Does retiring to Fairbanks, Alaska sound like your ideal retirement destination? Well, it is for one adventurous couple.
You Meet Such Interesting People on a Plane
The woman I sat next to on a recent flight was connecting from Anchorage, Alaska. Well, not the usual destination! So we started chatting about her trip and the 10 days she just spent in Fairbanks visiting friends.
About 10 years ago, the couple retired, as planned at age 55. For 30 years they made calculated, definitive lifestyle choices to meet that goal. They bought smaller, more affordable homes in southern California, made improvements to them, and then traded up when big profits could be made. By banking much of their profits, they could buy another small home. They used everything to completion – – from sticking those little scraps of soap onto a new bar of soap to drinking reheated, leftover coffee from yesterday morning. “Waste not, want not” must have been their personal motto.
They were not power brokers or movie stars. One was a part-time attorney; the other worked in lower-level administrative jobs. They were smart and focused and determined to retire at 55. When they did retire, they were ready for adventure.
Now, Hawaii Is More Like It!
First stop, Hilo, Hawaii. They moved to Hawaii, bought a small condo, helped with aging parents, but kept their home in California.
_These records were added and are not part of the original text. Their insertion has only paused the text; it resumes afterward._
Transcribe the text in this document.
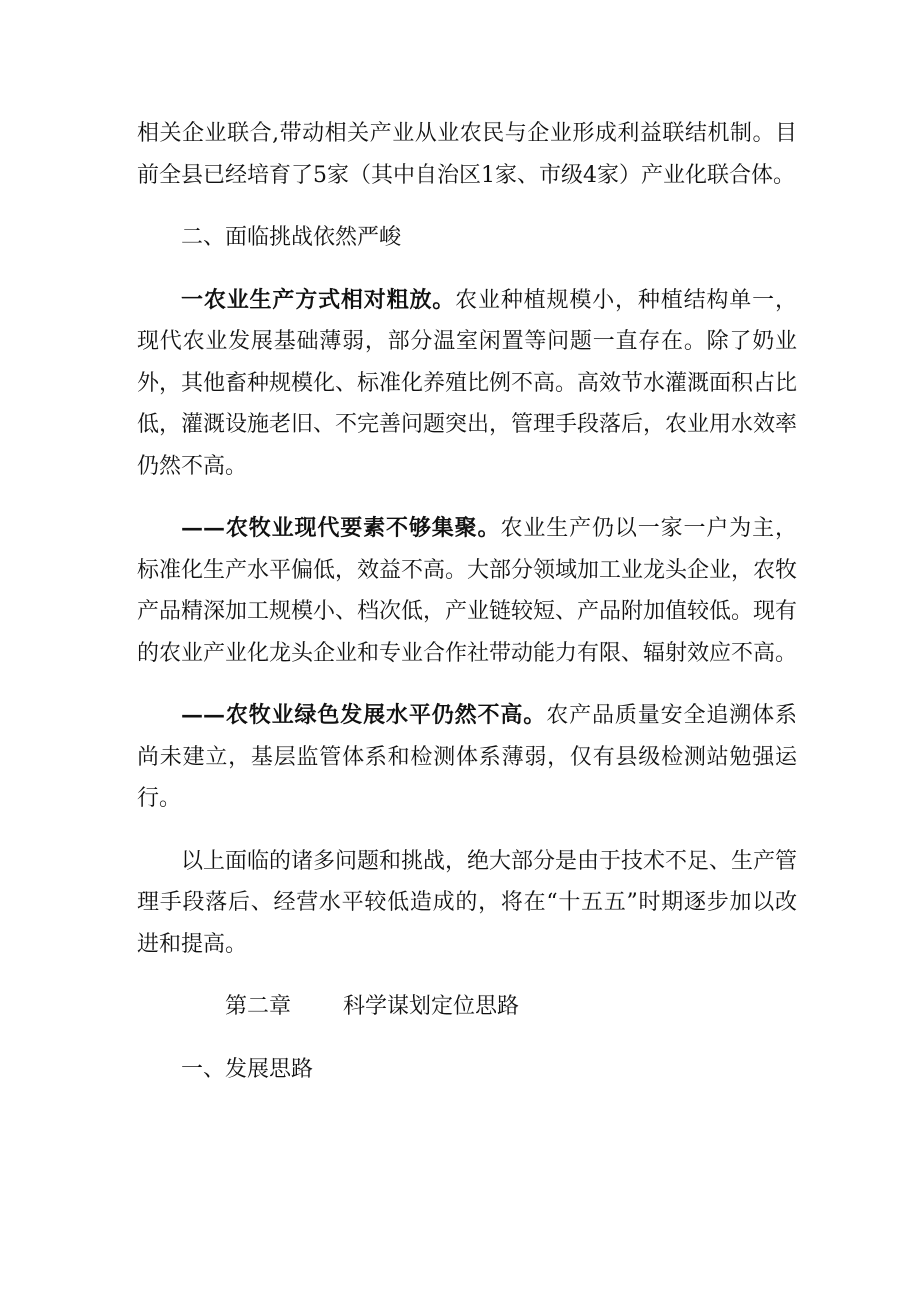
相关企业联合,带动相关产业从业农民与企业形成利益联结机制。目前全县已经培育了5家（其中自治区1家、市级4家）产业化联合体。

二、面临挑战依然严峻

一农业生产方式相对粗放。农业种植规模小，种植结构单一，现代农业发展基础薄弱，部分温室闲置等问题一直存在。除了奶业外，其他畜种规模化、标准化养殖比例不高。高效节水灌溉面积占比低，灌溉设施老旧、不完善问题突出，管理手段落后，农业用水效率仍然不高。

——农牧业现代要素不够集聚。农业生产仍以一家一户为主，标准化生产水平偏低，效益不高。大部分领域加工业龙头企业，农牧产品精深加工规模小、档次低，产业链较短、产品附加值较低。现有的农业产业化龙头企业和专业合作社带动能力有限、辐射效应不高。

——农牧业绿色发展水平仍然不高。农产品质量安全追溯体系尚未建立，基层监管体系和检测体系薄弱，仅有县级检测站勉强运行。

以上面临的诸多问题和挑战，绝大部分是由于技术不足、生产管理手段落后、经营水平较低造成的，将在“十五五”时期逐步加以改进和提高。

第二章 科学谋划定位思路

一、发展思路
Next stop – there were lots of choices. They wanted more adventure, but being frugal and very budget conscious, they needed a creative way to travel. House- swapping became the solution. They could offer their California house for another person’s home for a period of time. That’s how they found Fairbanks. A couple of university professors from Fairbanks wanted to try out southern California, without making a radical move. The adventurous couple wanted to see what it was like to live in Alaska for a winter season.
Today, they are hunkered down in a lovely, warm house getting first-hand knowledge of winter in Alaska! They cheered the sled dog teams when they come through the center of town last weekend. And, the aurora borealis is breathtaking – – the night sky in bright greens and reds and pink.
You might not be ready or willing to experience the impact of chinook winds or try to drive through ice fog. But the idea of house swapping to try out a new and different place for an extended time seems like a pretty creative (and affordable) way to explore retirement living areas. So, the next time you wonder who retires to Fairbanks, Alaska, or any other more unusual place, you can think of my plane buddy.
Where is your retirement adventure taking you?